Nestes lugares como é feito o transporte da população? Por vans regularizadas, carros de lotação? É suficiente para atender a demanda?
A população utiliza-se de linhas em trânsito, com passagem pela localidade. Existe transporte regulamentado por van, licitadas em 15 processos licitatórios entre 1997 e 2001.  As análises de demanda estão contempladas na proposta da nova rede de transportes intermunicipal metropolitano e rodoviário, em fase de estudos, com base no Plano Diretor de Transportes da Região Metropolitana de Natal e  de Transportes Rodoviários do RN.

Qual a dificuldade em oferecer um sistema de transporte intermunicipal mais eficiente?
O crescimento acelerado de algumas localidades tende a aumentar a demanda de passageiros. E ainda a mudança nos desejos de deslocamentos da população que precisam de novas ligações. Esperamos  com a nova rede, em fase final de ajuste, oferecer um atendimento mais eficiente à população.

Recentemente, algumas empresas de ônibus entregaram as linhas que operavam fazendo a ligação entre o interior e a capital, sob alegação da concorrência com os carros de “lotação”.
Apesar da fiscalização ser realizada com todos os recursos humanos, tecnológicos e logísticos disponíveis nesta autarquia, os transportadores clandestinos ainda persistem por inúmeros fatores que independem da atuação administrativa deste órgão. Esta “concorrência”  acontece pela  outorga indiscriminada de autorizações para táxi (carro de fretamento individual com placa de aluguel), assim, os “autorizatários de táxi”    operam dessa forma sob a alegação de que é a única fonte de renda e única profissão nestes municípios, revelando que há um problema social e cultural em nosso Estado. Mas vale lembrar que a resolução 514/77, de 11 de abril de 1977, que permitia o serviço de lotação de veículos de transporte individual de passageiros como se transporte coletivo fosse, foi revogada pela Resolução 298, de 21 de novembro de 2008.

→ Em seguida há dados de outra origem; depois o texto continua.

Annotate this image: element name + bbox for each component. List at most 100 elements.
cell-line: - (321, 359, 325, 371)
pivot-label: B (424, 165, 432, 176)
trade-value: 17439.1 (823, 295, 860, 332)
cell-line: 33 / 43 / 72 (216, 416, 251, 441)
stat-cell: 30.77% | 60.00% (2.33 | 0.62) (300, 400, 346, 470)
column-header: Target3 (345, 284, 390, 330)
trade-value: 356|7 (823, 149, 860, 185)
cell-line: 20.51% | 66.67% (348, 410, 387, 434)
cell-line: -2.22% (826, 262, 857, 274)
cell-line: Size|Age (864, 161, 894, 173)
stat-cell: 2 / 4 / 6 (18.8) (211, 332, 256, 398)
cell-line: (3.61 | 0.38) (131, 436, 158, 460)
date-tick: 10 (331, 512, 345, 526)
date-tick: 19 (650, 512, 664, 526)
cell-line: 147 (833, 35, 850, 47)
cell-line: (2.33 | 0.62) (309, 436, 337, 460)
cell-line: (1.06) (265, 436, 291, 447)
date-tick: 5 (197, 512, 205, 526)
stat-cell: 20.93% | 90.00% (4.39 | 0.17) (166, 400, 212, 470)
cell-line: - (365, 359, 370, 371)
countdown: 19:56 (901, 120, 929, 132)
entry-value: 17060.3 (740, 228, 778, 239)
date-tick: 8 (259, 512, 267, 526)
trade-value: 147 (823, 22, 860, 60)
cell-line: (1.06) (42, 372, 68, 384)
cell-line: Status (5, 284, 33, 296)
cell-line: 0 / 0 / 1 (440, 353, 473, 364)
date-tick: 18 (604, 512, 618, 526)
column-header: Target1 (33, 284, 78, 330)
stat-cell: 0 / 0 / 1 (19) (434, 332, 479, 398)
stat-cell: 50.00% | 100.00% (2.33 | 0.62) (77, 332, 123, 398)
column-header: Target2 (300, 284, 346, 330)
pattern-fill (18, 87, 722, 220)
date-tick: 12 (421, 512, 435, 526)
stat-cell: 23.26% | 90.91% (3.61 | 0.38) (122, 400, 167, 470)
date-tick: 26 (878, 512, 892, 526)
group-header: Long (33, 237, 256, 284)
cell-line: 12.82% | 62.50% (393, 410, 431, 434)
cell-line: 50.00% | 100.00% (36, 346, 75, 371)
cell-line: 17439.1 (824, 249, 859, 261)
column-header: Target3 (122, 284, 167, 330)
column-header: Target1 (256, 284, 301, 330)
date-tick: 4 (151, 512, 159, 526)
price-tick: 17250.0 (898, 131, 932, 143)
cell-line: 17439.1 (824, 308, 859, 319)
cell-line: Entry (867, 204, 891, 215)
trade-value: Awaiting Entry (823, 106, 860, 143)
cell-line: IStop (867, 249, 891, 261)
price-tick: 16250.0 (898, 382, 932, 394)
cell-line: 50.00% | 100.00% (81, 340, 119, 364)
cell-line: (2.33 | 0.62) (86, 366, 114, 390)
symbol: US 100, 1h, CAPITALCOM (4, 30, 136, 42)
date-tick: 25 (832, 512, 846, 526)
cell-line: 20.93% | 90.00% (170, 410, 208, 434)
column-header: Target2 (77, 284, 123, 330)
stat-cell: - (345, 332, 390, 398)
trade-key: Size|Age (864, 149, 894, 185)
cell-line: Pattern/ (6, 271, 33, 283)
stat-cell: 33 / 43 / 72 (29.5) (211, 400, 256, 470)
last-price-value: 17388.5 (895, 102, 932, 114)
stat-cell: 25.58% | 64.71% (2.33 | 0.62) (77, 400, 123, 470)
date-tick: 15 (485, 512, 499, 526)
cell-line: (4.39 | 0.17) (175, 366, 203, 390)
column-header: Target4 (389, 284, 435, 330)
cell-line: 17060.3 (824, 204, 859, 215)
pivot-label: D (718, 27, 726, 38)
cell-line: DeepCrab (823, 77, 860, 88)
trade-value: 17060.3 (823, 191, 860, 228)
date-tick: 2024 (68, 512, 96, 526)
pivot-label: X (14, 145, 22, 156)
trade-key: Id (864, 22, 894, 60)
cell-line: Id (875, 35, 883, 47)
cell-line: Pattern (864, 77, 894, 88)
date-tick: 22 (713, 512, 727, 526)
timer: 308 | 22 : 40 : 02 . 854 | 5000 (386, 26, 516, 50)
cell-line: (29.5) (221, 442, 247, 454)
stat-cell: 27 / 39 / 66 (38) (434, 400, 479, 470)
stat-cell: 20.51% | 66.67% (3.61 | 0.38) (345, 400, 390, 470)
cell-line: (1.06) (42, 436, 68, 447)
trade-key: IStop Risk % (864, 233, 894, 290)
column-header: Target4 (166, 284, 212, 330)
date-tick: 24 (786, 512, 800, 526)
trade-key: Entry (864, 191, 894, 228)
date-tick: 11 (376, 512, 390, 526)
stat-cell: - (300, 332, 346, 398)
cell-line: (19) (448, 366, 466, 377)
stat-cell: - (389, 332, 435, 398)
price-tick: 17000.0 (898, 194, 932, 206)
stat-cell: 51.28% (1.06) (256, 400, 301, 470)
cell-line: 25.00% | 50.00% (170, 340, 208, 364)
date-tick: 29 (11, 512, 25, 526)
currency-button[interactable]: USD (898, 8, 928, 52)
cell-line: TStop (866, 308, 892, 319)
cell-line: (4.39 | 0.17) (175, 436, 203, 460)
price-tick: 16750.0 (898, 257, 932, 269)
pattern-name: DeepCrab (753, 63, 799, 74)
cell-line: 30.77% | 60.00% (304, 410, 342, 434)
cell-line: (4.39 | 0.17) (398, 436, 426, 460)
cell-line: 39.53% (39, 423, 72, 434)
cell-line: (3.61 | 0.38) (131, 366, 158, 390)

Quais as medidas adotadas pelo DER para atender estes municípios ao fim do aviso prévio para desativação destas empresas? Há processo de licitação aberto para estas linhas ou a população ficará “ao Deus dará”?
Diante da comunicação da desistência de uma linha, a empresa fica obrigada a manter a prestação do serviço por um período de 60 dias. O DER pode outorgar, em caráter emergencial, autorização para outra empresa continuar a operação da linha, até a licitação da mesma. O DER está avaliando cada situação. Ao final da proposta da nova rede de transportes intermunicipal,  prevista para ocorrer em novembro, deverá ser aberto  processo licitatório para as linhas propostas.

Até lá?
Existem localidades que possuem outras opções, tais como vans ou outra empresa, e o DER está avaliando a efetivação do serviço emergencial ou readequação da oferta existente.

O ano passado, o DER iniciou uma fiscalização rigorosa junto aos transportes clandestinos que foi suspensa, para que estes loteiros encaminhassem proposta para regularização dos transportes. Houve avanço neste acordo? O DER irá retomar esta fiscalização?
O DER continua a fiscalizar de acordo com suas competências e sua estrutura, apenas não realiza a fiscalização conjunta, como naquela operação.

Os loteiros alegam que a concorrência com as empresas de ônibus é feita por permissionários de vans que desrespeitam os horários fixados pelo DER. Como este serviço é fiscalizado?
O transporte regulamentado é fiscalizado nos terminais de origem, pelos agentes de fiscalização, e durante os trajetos de algumas linhas, existe também  monitoramento por meio de GPS.

O DER tem como mensurar quantos transportes clandestinos circulam hoje no Estado?
Não. Estes estudos buscará quantificar a demanda transportada pelo transporte não regulamentado.